New Delhi: Newly-appointed board of Fortis Healthcare Ltd, which is in the process of finding an investor, has again deferred approval of quarterly and annual financial results for the period ended 31 March, saying the issue requires more deliberation. The board, which met on 25 June for considering results, will reconvene on Tuesday.

“This is to inform that the board of directors of the company held a meeting on June 25, 2018, for considering the standalone and consolidated annual accounts for 2017-18 along with the financial results for the quarter and period ended March 31, 2018. The members of the board deliberated upon the same and had a detailed discussion with the management, legal advisors and the statutory auditors," Fortis said in a regulatory filing.

It further said in view of the ongoing discussions on the annual accounts, which requires further deliberation, the board decided to adjourn the meeting to be reconvened today. Fortis said the board meeting commenced at 1600 hours on June 25 and was adjourned at 0215 hours on 26 June.
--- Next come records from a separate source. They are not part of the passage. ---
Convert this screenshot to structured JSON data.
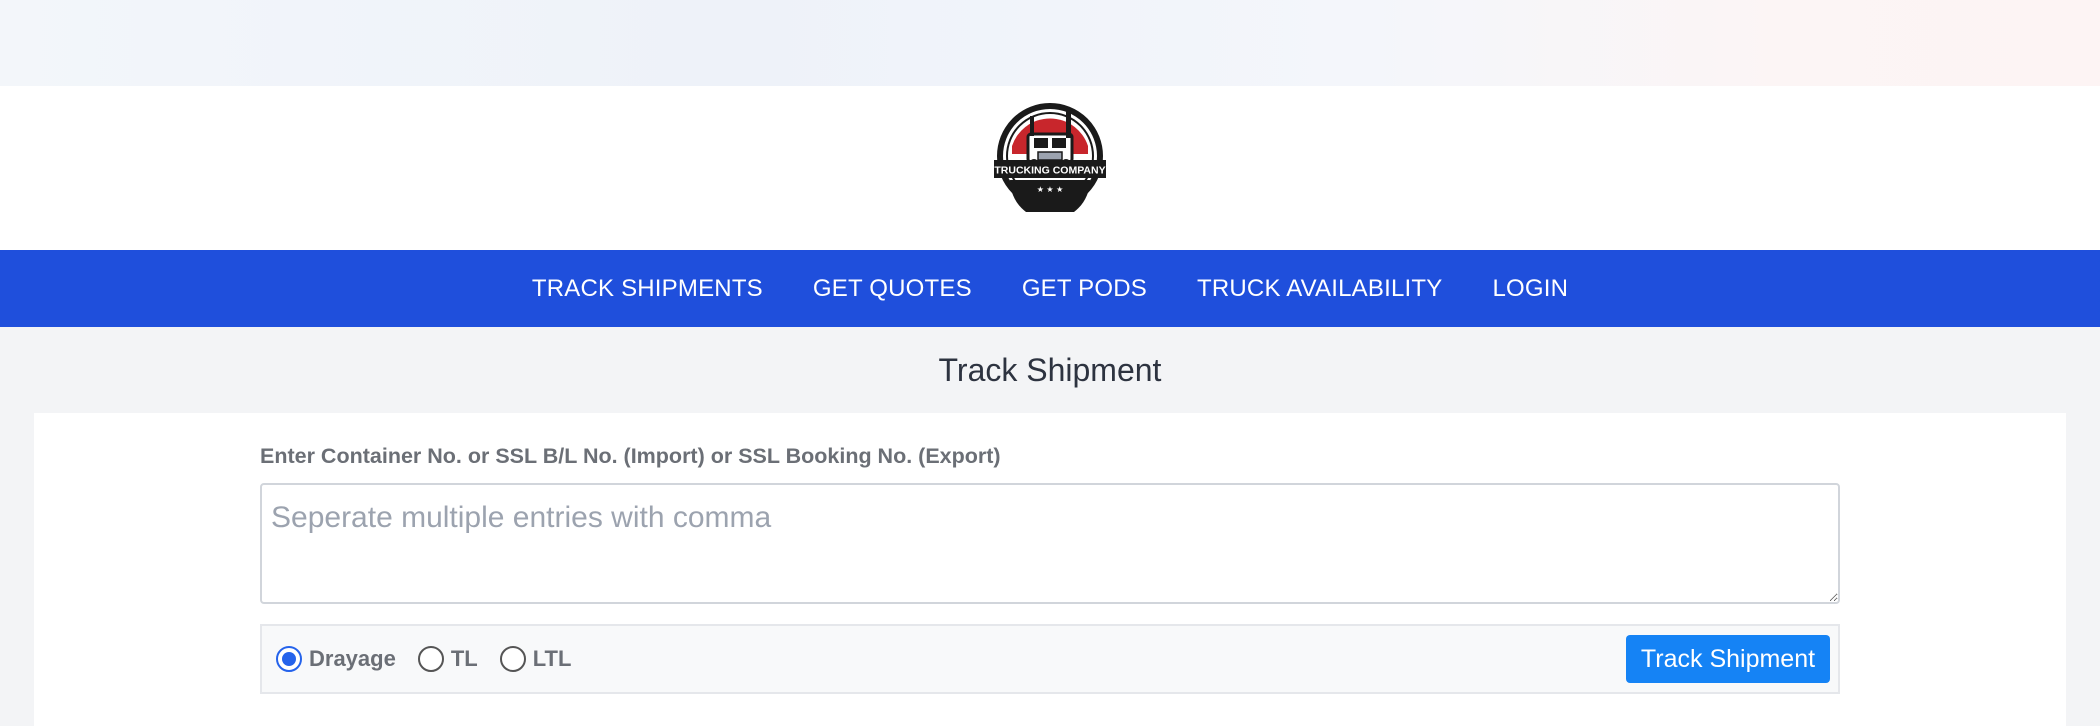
{
  "brand": {
    "logo_text": "TRUCKING COMPANY",
    "logo_stars": "★ ★ ★"
  },
  "nav": {
    "items": [
      {
        "label": "TRACK SHIPMENTS"
      },
      {
        "label": "GET QUOTES"
      },
      {
        "label": "GET PODS"
      },
      {
        "label": "TRUCK AVAILABILITY"
      },
      {
        "label": "LOGIN"
      }
    ]
  },
  "main": {
    "title": "Track Shipment",
    "field_label": "Enter Container No. or SSL B/L No. (Import) or SSL Booking No. (Export)",
    "input_value": "",
    "input_placeholder": "Seperate multiple entries with comma",
    "options": [
      {
        "label": "Drayage",
        "checked": true
      },
      {
        "label": "TL",
        "checked": false
      },
      {
        "label": "LTL",
        "checked": false
      }
    ],
    "submit_label": "Track Shipment"
  },
  "colors": {
    "nav_bg": "#1f4fdc",
    "button_bg": "#1583f5",
    "radio_accent": "#2563eb",
    "logo_red": "#c8262c"
  },
  "icons": {
    "logo": "truck-badge-icon",
    "radio": "radio-button-icon",
    "resize": "resize-handle-icon"
  }
}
On 11 June, Fortis board deferred approval of quarterly and annual financial results to 25 June saying more time was needed to consider the aspects of outcome of an internal investigation on alleged financial irregularities. On 30 May as well, the board had deferred approval of the results to 11 June citing ongoing deliberations of the conclusions arising from the internal investigation.

The healthcare chain, which is in the process of finding a buyer, had appointed a law firm in March to investigate allegations of fund diversion from Fortis by former promoters Singh brothers.

The Securities and Exchange Board of India (Sebi) is also investigating the matter related to alleged lapses at Fortis and Religare Enterprises. Apart from Sebi, the Serious Fraud Investigation Office (SFIO) has also initiated a probe into the alleged financial irregularities at the two companies.

The probes were initiated against the backdrop of reports that Fortis promoters Malvinder Singh and Shivinder Singh took at least $78 million out of the company without any board approval about a year ago.